The United States has treaty allies in the region: the Republic of Korea, Japan, the Philippines, Thailand, Australia and New Zealand.

A soldier holding  a gun speaks to other soldiers.

While the United States works bilaterally with many nations in the region, leaders would like to see more multilateral engagement. "The Quad" call that President Joe Biden participated in with the leaders of Australia, India and Japan is promising, officials said. The Quad is not a security pact, but it could grow into an arena that allows the countries to cooperate more.

China's behavior in the region — from fighting with India at the line of control, to increasing efforts and patrols in the Indian Ocean region — is worrisome to India. "They are aware of that and the traditionally non-aligned country is starting to do more with the United States, with Australia and with Japan," the official said. "India is not going to sign a mutual defense treaty with us any time soon, but they are a major defense partner of the United States and they are trying to become more interoperable with the U.S. military in their military capabilities, their command and control, their information sharing."

This is important because the region is so vast and so varied that no one country can do it alone.
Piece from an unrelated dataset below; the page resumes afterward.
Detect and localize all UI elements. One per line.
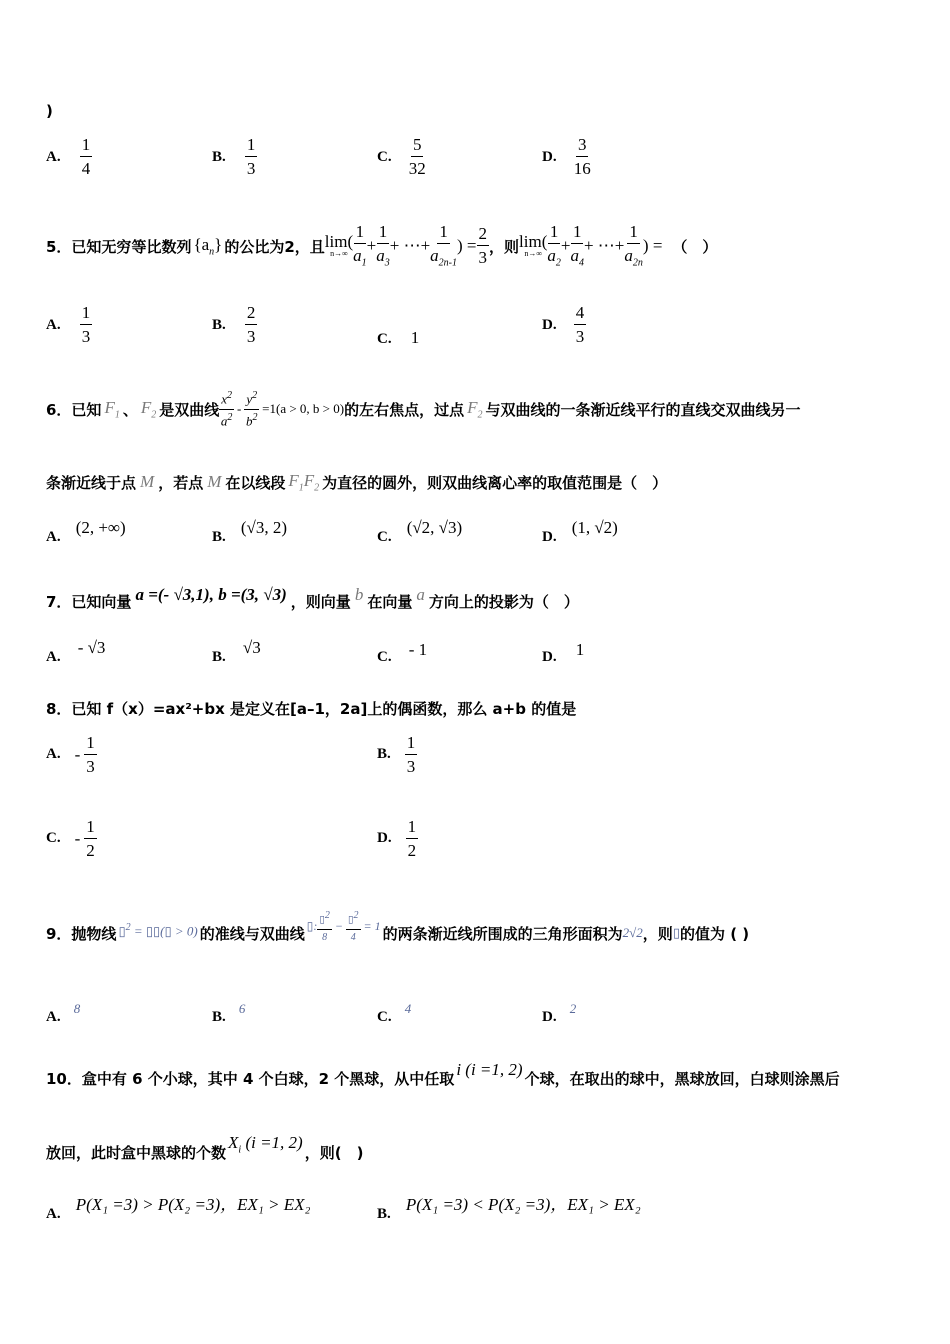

The United States will need allies and partners to defend the rules-based architecture that has benefited so many — including China. 
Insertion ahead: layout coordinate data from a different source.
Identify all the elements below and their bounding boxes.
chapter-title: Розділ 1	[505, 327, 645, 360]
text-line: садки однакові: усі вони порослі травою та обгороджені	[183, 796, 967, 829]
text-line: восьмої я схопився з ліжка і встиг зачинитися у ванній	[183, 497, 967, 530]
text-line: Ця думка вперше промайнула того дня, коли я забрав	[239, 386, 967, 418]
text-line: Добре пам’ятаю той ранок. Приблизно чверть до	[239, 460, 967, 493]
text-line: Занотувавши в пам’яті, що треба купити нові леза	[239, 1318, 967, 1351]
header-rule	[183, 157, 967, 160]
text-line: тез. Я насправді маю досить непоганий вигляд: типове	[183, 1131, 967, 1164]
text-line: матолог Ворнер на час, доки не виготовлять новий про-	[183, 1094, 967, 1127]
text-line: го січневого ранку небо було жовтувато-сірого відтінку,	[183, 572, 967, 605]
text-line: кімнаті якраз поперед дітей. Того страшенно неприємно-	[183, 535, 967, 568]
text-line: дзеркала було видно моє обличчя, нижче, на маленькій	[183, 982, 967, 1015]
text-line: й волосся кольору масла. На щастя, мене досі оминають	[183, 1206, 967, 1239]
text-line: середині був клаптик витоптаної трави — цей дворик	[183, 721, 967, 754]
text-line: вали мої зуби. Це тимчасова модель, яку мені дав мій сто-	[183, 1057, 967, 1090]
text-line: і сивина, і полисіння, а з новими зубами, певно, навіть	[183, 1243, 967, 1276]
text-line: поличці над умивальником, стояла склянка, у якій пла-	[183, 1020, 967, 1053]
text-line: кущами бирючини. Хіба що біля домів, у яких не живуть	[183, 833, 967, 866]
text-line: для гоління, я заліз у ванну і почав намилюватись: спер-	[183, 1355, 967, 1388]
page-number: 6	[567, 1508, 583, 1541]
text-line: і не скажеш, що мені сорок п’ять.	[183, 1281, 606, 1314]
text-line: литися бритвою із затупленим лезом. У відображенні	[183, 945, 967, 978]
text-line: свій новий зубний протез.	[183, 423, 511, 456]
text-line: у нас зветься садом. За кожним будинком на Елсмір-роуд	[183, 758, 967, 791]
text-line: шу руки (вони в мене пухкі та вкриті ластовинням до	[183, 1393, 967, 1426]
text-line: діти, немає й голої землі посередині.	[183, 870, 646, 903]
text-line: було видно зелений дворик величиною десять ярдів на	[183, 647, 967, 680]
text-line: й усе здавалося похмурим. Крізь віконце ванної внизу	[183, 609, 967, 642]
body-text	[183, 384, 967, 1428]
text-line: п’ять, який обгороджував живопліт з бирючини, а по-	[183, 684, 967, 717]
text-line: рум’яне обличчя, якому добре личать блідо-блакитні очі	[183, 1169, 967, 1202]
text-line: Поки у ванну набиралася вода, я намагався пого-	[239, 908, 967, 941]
The U.S. center of gravity is the friends and allies who want a free and open Indo-Pacific. China and Russia really do not have a network even close to this. 

U.S. government officials will study the basing of U.S. troops in the region. This doesn't mean bases, but spaces. "We are not looking to reposition large numbers of troops, in large vulnerable concentrations," the official said. "We want to get the virtues of massing without the vulnerabilities of concentration."

This means troops positioning in many different countries in episodic and dynamic ways. The U.S. military doesn't require new and permanent bases in Indonesia and Malaysia, for example. "What we need is episodic places that support operations with our allies and partners," the official said. 

Also, officials do not know China's plans, "and anyone who says they do, is probably being a little disingenuous," officials said. 

People walk on a tarmac looking at large planes.

China has built islands in the South and East China Seas and plunked missiles on top. Chinese leaders talk of unifying Taiwan under Chinese rule, but Taiwan was never part of China.

With Taiwan in particular, Defense Department officials look at Chinese capacity. "Do they have sufficient numbers of the right pieces of equipment necessary to execute what … they would believe would be a successful operation?" 

China has fielded scores of new and modern systems. "Just in 2020, in the midst of all the COVID related stuff, China still commissioned 25 major new ships," the official said.

A second part of this is that while the U.S. military was fighting in Afghanistan and Iraq, "China went to school on us: We're their pacing threat," the official said. 

The Chinese army has training centers similar to those the U.S. has at Fort Irwin, California, and Fort Polk, Louisiana. "They're trying to become joint interoperable," he said. 

All this leads to an erosion of U.S. conventional deterrence. Leadership processes are weak. "We believe in decentralized execution," the official said. "The American GI or Marine fights best when there are hand grenades being thrown at them, and nobody's around to tell them what to do."

China has nothing comparable. Chinese leaders can write excellent plans, but once they confront the unexpected, there will be trouble for them.